Видимо, уловив их, Матис спросил, указывая на трубочки:

– Что это?

– Это? – я протянул ему бокал с шотландским виски, – Выпей, чтобы согреться… Это корица. Ты никогда не видел корицы? – он отрицательно покачал головой и одним махом опрокинул стакан в рот, даже не поморщившись. Моя бровь непроизвольно взлетела вверх: пить обжигающий виски, как воду... Надеюсь, напивается он не так стремительно.

– Корицу используют как благовоние, пряность, даже как лекарство. Ее, кстати, можно есть. Она согревает. – сказал я, и, взяв одну трубочку, сунул Матису в рот на манер сигареты. – Попробуй. – помедлив, он все-таки попробовал ее на вкус и по выражению лица я понял, что ему понравилось.

– Сегодня ты рано пришел. Обычно появляешься не раньше одиннадцати или даже полуночи, – сказал я, садясь напротив него, и, в свою очередь, опустошая бокал у себя в руке.

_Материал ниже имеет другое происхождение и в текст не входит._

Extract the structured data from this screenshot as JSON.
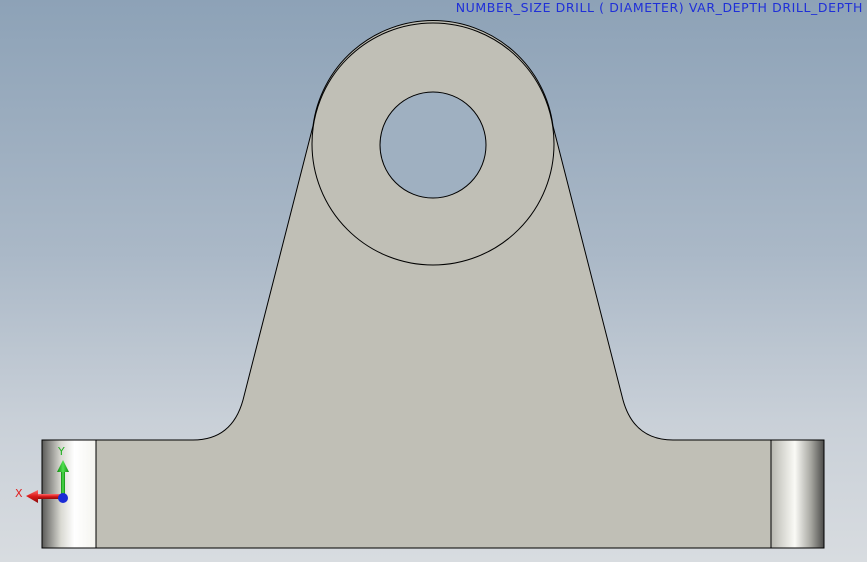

– А вы все следите, – хмыкнул он, откинувшись на спинку стула. – Мало работы выдалось на пастбище, вот и освободился раньше. Заняться все равно было нечем, вот и решил навестить Одетт…

– «Одетт, как же», – подумал я, чувствуя, что невольно начинаю улыбаться, – «Интересно, кого он пытается обмануть – разве что только себя».

Проговорив еще примерно полчаса, я, наблюдая, как он курит свою трубку с тонким мундштуком, поймал себя на мысли, что давно не видел Канзоне таким расслабленным, как сейчас. И тут же в голову пришла догадка, что все дело в корице и виски.

Мама миа, я совсем забыл, как может подействовать на человека алкоголь в сочетании с афродизиаком! Я, например, становился не в меру раздражительным.

Однако, на Матиса эта смесь, похоже, оказала совершенно противоположный − седативный эффект. Вытянув длинные ноги, он с явным наслаждением пускал пахнущий чем-то сладковатым дым изо рта, изредка останавливая взгляд потемневших глаз на мне. Его зрачки расширились, став бездонными, и было такое чувство, словно курил он не обыкновенный табак, а кальян.

– Матис, ты нормально себя чувствуешь? – спросил я, думая, в чем дело – в том, что он курит или все в той же корице и крепком виски.

– Нормально, а что – должно быть иначе? – ответил он, и каждое слово по интонации было, как звучание лютневой струны, хотя раньше больше напоминало хлыст. Удивительно, что творят с человеком цветы Афродиты.

– Позволь полюбопытствовать – что ты куришь?

– Странный вопрос. Табак, – пожал плечами он, и, встав, подошел к окну. Как я заметил – несколько неуверенной походкой. Либо он пьян (в чем я не уверен, зная его свойство пить вино бутылками), либо одурманен дымом. Хотя я же сидел рядом с ним и тоже вдыхал этот дым. И ничего. Я знаю виды табака, у которых запах дыма оставляет сладковатый привкус на языке. Да и потом – ничего страшного, пока он в поле моего зрения. Но отпускать его куда-либо в таком состоянии нельзя.